A Faster Path to Continual Learning

TL;DR

This paper introduces C-Flat Turbo, an optimized version of C-Flat for continual learning that reduces training overhead by skipping redundant gradient computations, achieving faster training with comparable or better accuracy.

Contribution

It proposes a novel gradient skipping technique and adaptive scheduling to significantly accelerate C-Flat without sacrificing performance in continual learning.

Findings

C-Flat Turbo is 1.0× to 1.25× faster than C-Flat.

It maintains or improves accuracy across various continual learning methods.

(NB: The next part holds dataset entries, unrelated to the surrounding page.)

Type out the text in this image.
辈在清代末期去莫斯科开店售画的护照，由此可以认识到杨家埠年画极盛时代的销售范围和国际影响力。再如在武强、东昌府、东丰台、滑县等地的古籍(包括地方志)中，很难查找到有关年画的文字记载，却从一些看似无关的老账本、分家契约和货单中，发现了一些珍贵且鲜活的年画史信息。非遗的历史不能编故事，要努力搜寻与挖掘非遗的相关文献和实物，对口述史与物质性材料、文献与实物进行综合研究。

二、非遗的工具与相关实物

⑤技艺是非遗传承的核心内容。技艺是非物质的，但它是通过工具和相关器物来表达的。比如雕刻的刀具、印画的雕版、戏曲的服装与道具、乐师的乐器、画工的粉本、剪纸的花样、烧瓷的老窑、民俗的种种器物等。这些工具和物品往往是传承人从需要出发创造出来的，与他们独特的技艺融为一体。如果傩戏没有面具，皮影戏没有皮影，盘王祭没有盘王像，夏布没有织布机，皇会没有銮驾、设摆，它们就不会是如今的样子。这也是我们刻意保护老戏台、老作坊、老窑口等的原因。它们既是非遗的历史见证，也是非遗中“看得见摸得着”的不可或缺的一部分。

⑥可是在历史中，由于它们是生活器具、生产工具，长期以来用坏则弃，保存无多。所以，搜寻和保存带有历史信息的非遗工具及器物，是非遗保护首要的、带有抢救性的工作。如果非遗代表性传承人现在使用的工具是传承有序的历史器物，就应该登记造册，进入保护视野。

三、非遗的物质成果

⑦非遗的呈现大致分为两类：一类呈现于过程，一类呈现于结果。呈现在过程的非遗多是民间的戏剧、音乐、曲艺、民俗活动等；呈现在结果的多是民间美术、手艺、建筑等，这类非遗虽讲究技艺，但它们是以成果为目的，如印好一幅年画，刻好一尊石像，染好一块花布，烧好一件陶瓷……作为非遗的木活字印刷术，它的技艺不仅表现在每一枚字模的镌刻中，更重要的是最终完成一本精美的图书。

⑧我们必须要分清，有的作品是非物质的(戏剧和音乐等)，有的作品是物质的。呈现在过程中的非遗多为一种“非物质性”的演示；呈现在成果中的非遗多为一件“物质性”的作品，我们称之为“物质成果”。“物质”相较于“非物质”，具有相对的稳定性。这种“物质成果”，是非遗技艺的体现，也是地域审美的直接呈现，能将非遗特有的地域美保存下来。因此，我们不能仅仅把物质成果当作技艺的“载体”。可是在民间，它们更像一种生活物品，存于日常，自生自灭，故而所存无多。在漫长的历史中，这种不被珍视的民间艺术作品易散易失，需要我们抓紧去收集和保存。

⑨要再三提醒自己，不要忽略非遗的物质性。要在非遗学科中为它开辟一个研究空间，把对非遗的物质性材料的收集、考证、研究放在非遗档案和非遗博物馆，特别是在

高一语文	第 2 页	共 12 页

The approach reduces gradient computation overhead in the optimization process.

Abstract

Continual Learning (CL) aims to train neural networks on a dynamic stream of tasks without forgetting previously learned knowledge. Among optimization-based approaches, C-Flat has emerged as a promising solution due to its plug-and-play nature and its ability to encourage uniformly low-loss regions for both new and old tasks. However, C-Flat requires three additional gradient computations per iteration, imposing substantial overhead on the optimization process. In this work, we propose C-Flat Turbo, a faster yet stronger optimizer that significantly reduces the training cost. We show that the gradients associated with first-order flatness contain direction-invariant components relative to the proxy-model gradients, enabling us to skip redundant gradient computations in the perturbed ascent steps. Moreover, we observe that these flatness-promoting gradients progressively stabilize across tasks, which motivates a linear scheduling strategy with an adaptive trigger to allocate larger turbo steps for later tasks. Experiments show that C-Flat Turbo is 1.0$\times$ to 1.25$\times$ faster than C-Flat across a wide range of CL methods, while achieving comparable or even improved accuracy.